I see that physical distance makes a difference in the ways I might be able to help, or not help (a drowning child in a nearby pond is something I physically leap toward), but I don't feel it so much morally. Guess I should probably read some Singer. In the meantime, oddly because Singer also featured in this, I picked up a used graphic novel called Just Another Meat Eating Dirtbag that turned out to be quite charming.

What else? I did handstands. Saw the advanced studies show from the local circus school on Friday, and survived the associated Lioness sighting. Forced myself to go to open studio on Sunday, and felt bendy and friendly. Tried to take the impulsive young cat out for a walk on her harness, but she fears the open door.

Date: 2024-07-15 01:38 pm (UTC)
randysmith: (Default)
From: [personal profile] randysmith
The morality issue you raise strike me as being at least somewhat addressed in a lot of books. Jonathan Haidt's _The Righteous Mind: Why Good People are Divided by Religion and Politics_ comes to mind, as does Joseph Henrich's _The WEIRDest people in the world: How the West Became Psychologically Peculiar and Particularly Prosperous_. Also Reinhold Niebuhr's _Moral Man and Immoral Society_ (though I haven't read that one, just had it described to me). More abstract and dare I say intellectual images of morality and value conflict with pretty deep seated (and possibly evolutionarily driven) loyalty to family, kin, and friends. It's interesting stuff, though also a bit depressing when you get into it.

Date: 2024-07-16 01:22 pm (UTC)
randysmith: (Default)
From: [personal profile] randysmith
Yeah ... I have mixed (i.e. not entirely negative) feelings about tribalism in the moral space from a distributed systems perspective. I.e. I have a background suspicion that some level of tribalism of some sort is necessary because our brains can't evaluate greatest good over the entire universe of possible goods to be done. So the more interesting question is how to build the best society out of a whole lot of different more limited urges to do good.

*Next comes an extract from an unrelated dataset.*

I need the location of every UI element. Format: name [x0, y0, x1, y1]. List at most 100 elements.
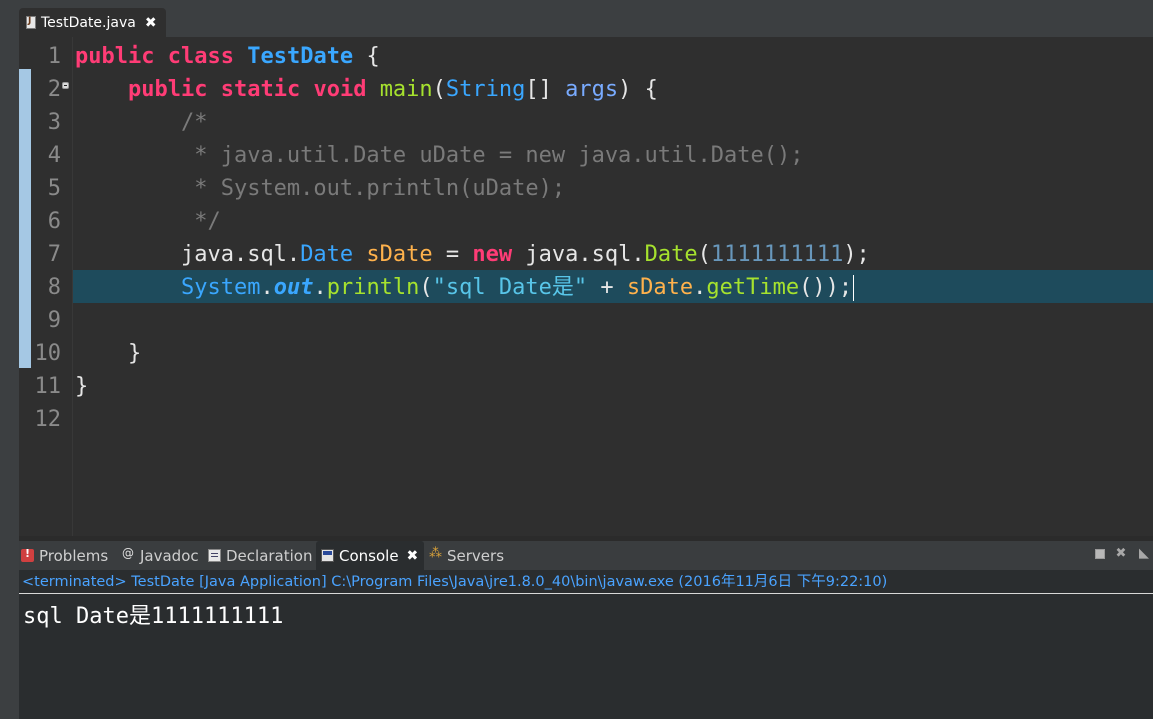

WRT the WEIRD book, I'd suggest taking the next level abstraction of asking "How can you act so as to most effectively promulgate your values in the world?" (separate from helping people with those values). If that's good by you, you may be in luck--my memory of the book (it's been a while since I read it and I may be confusing it with another book) is that mercantilism promoted the development of more liberal morality, i.e. being honest and dealing well with people you don't necessarily know, as that was necessary to trading centers being effective.

Date: 2024-07-27 04:27 pm (UTC)
randysmith: (Default)
From: [personal profile] randysmith
Huh. Interesting. Well, I'll be very curious to hear your thoughts after you read the book.

Re: physical distance

Date: 2024-07-17 12:09 pm (UTC)
bolson: (Default)
From: [personal profile] bolson
I have a neighbor who I have never talked politics with, but I'm sure I disagree in the strongest terms. But he's a good neighbor and there seems to be some concrete value in maintaining the relationship as a good neighbor, and the application of politics is for the moment an abstraction.